Hi,

In message "Re: The face of Unicode support in the future"
    on Tue, 18 Jan 2005 12:08:34 +0900, Wes Nakamura <wknaka / pobox.com> writes:

|Is there opposition to a separate unicode string class, that would
|coexist with the current byte-based string class?  I find a fixed-width
|unicode-based string type to be much easier to deal with rather
|than individual encodings.  With the byte-based system you would have to
|worry about the language of the text in each string, and check
|encodings before doing something like a string compare.

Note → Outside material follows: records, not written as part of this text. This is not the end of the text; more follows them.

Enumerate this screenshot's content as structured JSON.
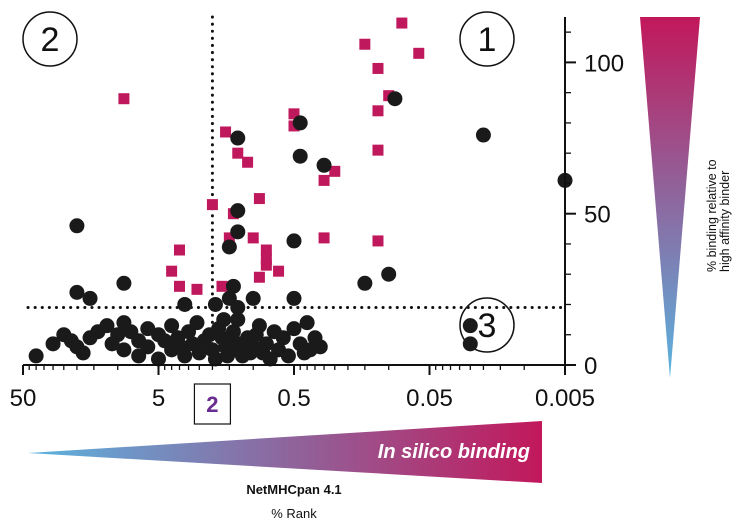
{
  "chart_data": {
    "type": "scatter",
    "x_axis": {
      "scale": "log-reversed",
      "range": [
        50,
        0.005
      ],
      "ticks": [
        50,
        5,
        0.5,
        0.05,
        0.005
      ],
      "tick_labels": [
        "50",
        "5",
        "0.5",
        "0.05",
        "0.005"
      ],
      "highlighted_tick": "2",
      "highlighted_tick_value": 2,
      "gradient_label": "In silico binding",
      "label_line1": "NetMHCpan 4.1",
      "label_line2": "% Rank"
    },
    "y_axis": {
      "range": [
        0,
        115
      ],
      "ticks": [
        0,
        50,
        100
      ],
      "tick_labels": [
        "0",
        "50",
        "100"
      ],
      "position": "right",
      "label_line1": "% binding relative to",
      "label_line2": "high affinity binder"
    },
    "thresholds": {
      "x": 2,
      "y": 19
    },
    "regions": [
      "1",
      "2",
      "3"
    ],
    "colors": {
      "circle": "#1a1a1a",
      "square": "#c0185c",
      "gradient_low": "#5ab4e0",
      "gradient_high": "#c2185b"
    },
    "series": [
      {
        "marker": "square",
        "points": [
          [
            0.08,
            113
          ],
          [
            0.15,
            106
          ],
          [
            0.06,
            103
          ],
          [
            0.12,
            98
          ],
          [
            0.1,
            89
          ],
          [
            9,
            88
          ],
          [
            0.5,
            83
          ],
          [
            0.5,
            79
          ],
          [
            0.12,
            84
          ],
          [
            1.6,
            77
          ],
          [
            1.3,
            70
          ],
          [
            1.1,
            67
          ],
          [
            0.12,
            71
          ],
          [
            0.25,
            64
          ],
          [
            0.3,
            61
          ],
          [
            2,
            53
          ],
          [
            1.4,
            50
          ],
          [
            0.9,
            55
          ],
          [
            1.5,
            42
          ],
          [
            1.0,
            42
          ],
          [
            0.3,
            42
          ],
          [
            0.12,
            41
          ],
          [
            3.5,
            38
          ],
          [
            0.8,
            38
          ],
          [
            0.8,
            35
          ],
          [
            0.8,
            33
          ],
          [
            4,
            31
          ],
          [
            0.9,
            29
          ],
          [
            0.65,
            31
          ],
          [
            3.5,
            26
          ],
          [
            2.6,
            25
          ],
          [
            1.7,
            26
          ]
        ]
      },
      {
        "marker": "circle",
        "points": [
          [
            0.09,
            88
          ],
          [
            0.45,
            80
          ],
          [
            1.3,
            75
          ],
          [
            0.02,
            76
          ],
          [
            0.45,
            69
          ],
          [
            0.3,
            66
          ],
          [
            0.005,
            61
          ],
          [
            1.3,
            51
          ],
          [
            20,
            46
          ],
          [
            1.3,
            44
          ],
          [
            0.5,
            41
          ],
          [
            1.5,
            39
          ],
          [
            0.1,
            30
          ],
          [
            0.15,
            27
          ],
          [
            1.4,
            26
          ],
          [
            9,
            27
          ],
          [
            20,
            24
          ],
          [
            16,
            22
          ],
          [
            1.5,
            22
          ],
          [
            1.0,
            22
          ],
          [
            0.5,
            22
          ],
          [
            3.2,
            20
          ],
          [
            1.9,
            20
          ],
          [
            1.3,
            19
          ],
          [
            0.025,
            13
          ],
          [
            0.025,
            7
          ],
          [
            25,
            10
          ],
          [
            22,
            8
          ],
          [
            20,
            6
          ],
          [
            18,
            4
          ],
          [
            16,
            9
          ],
          [
            14,
            11
          ],
          [
            12,
            13
          ],
          [
            11,
            7
          ],
          [
            10,
            10
          ],
          [
            9,
            14
          ],
          [
            9,
            5
          ],
          [
            8,
            11
          ],
          [
            7,
            8
          ],
          [
            7,
            3
          ],
          [
            6,
            12
          ],
          [
            6,
            6
          ],
          [
            5,
            10
          ],
          [
            5,
            2
          ],
          [
            4.5,
            8
          ],
          [
            4,
            5
          ],
          [
            4,
            13
          ],
          [
            3.6,
            9
          ],
          [
            3.4,
            6
          ],
          [
            3.2,
            3
          ],
          [
            3,
            11
          ],
          [
            2.8,
            7
          ],
          [
            2.6,
            14
          ],
          [
            2.5,
            4
          ],
          [
            2.3,
            8
          ],
          [
            2.1,
            10
          ],
          [
            2,
            5
          ],
          [
            1.9,
            2
          ],
          [
            1.8,
            12
          ],
          [
            1.7,
            9
          ],
          [
            1.6,
            6
          ],
          [
            1.55,
            3
          ],
          [
            1.5,
            8
          ],
          [
            1.4,
            11
          ],
          [
            1.35,
            5
          ],
          [
            1.3,
            15
          ],
          [
            1.25,
            7
          ],
          [
            1.2,
            3
          ],
          [
            1.1,
            9
          ],
          [
            1.05,
            4
          ],
          [
            1.0,
            6
          ],
          [
            0.95,
            10
          ],
          [
            0.9,
            13
          ],
          [
            0.85,
            4
          ],
          [
            0.8,
            7
          ],
          [
            0.75,
            2
          ],
          [
            0.7,
            11
          ],
          [
            0.65,
            5
          ],
          [
            0.6,
            9
          ],
          [
            0.55,
            3
          ],
          [
            0.5,
            12
          ],
          [
            0.45,
            7
          ],
          [
            0.4,
            14
          ],
          [
            0.38,
            5
          ],
          [
            0.35,
            9
          ],
          [
            0.32,
            6
          ],
          [
            40,
            3
          ],
          [
            30,
            7
          ],
          [
            0.42,
            4
          ],
          [
            1.65,
            15
          ]
        ]
      }
    ]
  }
}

That's true in C strings (char* or wchar_t*), which you have to
allocate by yourself, and handle then character-wise, but not for
strings in Ruby with much higher abstraction in API.  The lower level
processing like allocation and resizing internal buffer, etc. are
handled automagically.

|IIRC in iso-2022-jp you can't even find character boundaries unless you
|go back to the shift-in marker (UTF8 allows you to find boundaries   
|easily).  Is each encoder library going to need to be smart about
|encodings, like adding two iso-2022-jp strings together:

The character encoding scheme with state, such as iso-2022, is not
supported by default, since it is very difficult to handle it
efficiently, as you described.  But even it's hard, it is possible
theoretically to handle these encoding, without knowing the detail of
the underlying encoding.  For example, string concatenation should
work by 's1 + s2' whatever encoding they are in (if s1 and s2 are in
same encoding), and s1.length should give you the number of code
points in the string.

							matz.